CompCars: There is two training-test split provided in CompCars, one is 50-50 split and the other is 70-30 split respectively. We evaluated on both splits for further comparisons consistency. Results summary are shown in Table 2. Our model outperforms GoogLeNet, the best model, by 4.5% margin. It is also worth noting, that even with less data used in training our 50-50 model outperforms the best 70-30 achieved model by 2%. In addition, outperforming BoxCars that is using the same split by more than 8%. The accuracy gain (1.5%) holds in CompCars as well when applying two-step fine-tuning compared with its counterpart model with one-step fine-tuning.

3.2 Explanatory Analysis

Two-Step Tuning Analysis: To show the effect of the two step fine-tuning on vehicle categorization, visualization with class-activation map (CAM) [10] is performed on the last learned features. In CAM, the last layer in the network should be a global average pooling layer (GAP) after the last convolution. This GAP layer is then connected with the fully connected layers and the weights are learned. By doing this, we can know the weight of each feature map j before the GAP layer for each class i by examining the weight \(W_{ij}\). In Fig. 2, the heat map for BoxCars [3], one-step fine-tuning, and two-step fine-tuning are shown. BoxCars method, due to 3D unboxing, attends mostly to the side view parts only regardless the category. On the extreme side, the one step fine-tuning with random weights initialization in the last layers gives a heat map that is scattered all over the image. The network did not learn to attend to particular parts of the image although there can be some negatively attended parts (blue). However in the two-step fine-tuning, the network’s heat map is more similar to unboxing output with focused attention on certain parts of the vehicle for each category. It is worth noting that the network attends to the same areas/parts for vehicles of the same category even with slight rotations.

Fig. 2.
figure 2

CAM visualization for the ResNet50 networks trained on BoxCars116. The three rows shows heat map for 3D unboxing [3], one-step fine-tuning, and two-step fine-tuning from top to bottom respectively. Each pair of columns belong to the same vehicle with slight camera rotation but has similar heat maps in two-step fine-tuning. (color figure online)

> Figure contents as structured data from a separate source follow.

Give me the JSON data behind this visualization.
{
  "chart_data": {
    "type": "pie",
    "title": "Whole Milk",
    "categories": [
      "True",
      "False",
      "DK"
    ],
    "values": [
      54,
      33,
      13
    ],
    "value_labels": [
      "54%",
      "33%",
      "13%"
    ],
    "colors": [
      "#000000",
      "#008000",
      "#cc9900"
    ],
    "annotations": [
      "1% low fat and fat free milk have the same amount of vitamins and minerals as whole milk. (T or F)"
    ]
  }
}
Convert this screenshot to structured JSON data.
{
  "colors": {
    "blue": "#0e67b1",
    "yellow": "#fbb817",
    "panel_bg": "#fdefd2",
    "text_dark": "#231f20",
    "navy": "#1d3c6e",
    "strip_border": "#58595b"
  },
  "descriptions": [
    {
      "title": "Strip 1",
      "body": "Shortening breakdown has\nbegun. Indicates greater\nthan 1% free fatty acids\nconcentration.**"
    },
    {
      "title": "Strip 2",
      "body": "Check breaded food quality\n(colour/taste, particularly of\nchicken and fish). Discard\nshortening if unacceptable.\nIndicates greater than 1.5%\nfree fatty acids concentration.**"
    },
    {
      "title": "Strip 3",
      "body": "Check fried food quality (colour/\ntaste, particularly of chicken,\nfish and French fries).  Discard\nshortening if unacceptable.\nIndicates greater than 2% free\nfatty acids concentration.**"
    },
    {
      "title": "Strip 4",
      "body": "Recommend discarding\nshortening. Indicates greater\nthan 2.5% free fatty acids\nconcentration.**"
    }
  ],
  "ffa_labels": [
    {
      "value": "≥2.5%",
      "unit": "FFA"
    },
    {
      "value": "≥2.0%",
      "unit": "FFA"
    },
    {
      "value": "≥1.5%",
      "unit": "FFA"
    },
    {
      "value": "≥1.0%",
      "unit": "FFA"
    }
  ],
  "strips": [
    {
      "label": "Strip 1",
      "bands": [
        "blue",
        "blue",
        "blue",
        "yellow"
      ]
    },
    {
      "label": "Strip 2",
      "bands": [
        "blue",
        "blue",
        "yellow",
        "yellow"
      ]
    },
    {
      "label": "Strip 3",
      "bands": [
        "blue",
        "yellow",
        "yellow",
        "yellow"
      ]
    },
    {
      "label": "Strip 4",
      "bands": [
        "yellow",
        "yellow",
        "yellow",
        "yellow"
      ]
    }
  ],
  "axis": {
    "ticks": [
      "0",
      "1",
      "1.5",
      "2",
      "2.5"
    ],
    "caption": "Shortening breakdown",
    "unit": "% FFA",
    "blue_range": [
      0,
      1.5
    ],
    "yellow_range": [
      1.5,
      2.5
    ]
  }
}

Co-occurrence Analysis: As CompCars has finer high resolution, we visualize the learned features in COOC layer. Figure 3 shows three different categories defined by their make and model. Visualization is done by inspecting the pair of features corresponding to the most activated COOC neuron in a category and displaying the corresponding \(F_i\) and \(F_j\) maps. As can be seen, the most activated pair of features that jointly occur are recurring within the category. This highlights the importance of COOC layer to capture the relations between the detected features.

Fig. 3.
figure 3

Co-occurence heat map. Each row is a different vehicle class where each triplet of images represent the two highly jointly activated features and the input image respectively. The pair of features are consistently activated within the same category.

4 Conclusion

We have proposed an architecture for fine-grained vehicle classification without part annotation or 3D information. Our approach achieves the best results compared to the state-of-the art methods by a margin 4% on BoxCars116K and CompCars datasets. We utilize the learned high-level features in deep networks with co-occurrence layer to obtain unsupervised part information. In addition, we fine-tune with two steps (1) transfer, and (2) fine-tune for better weights transfer with existent random weights.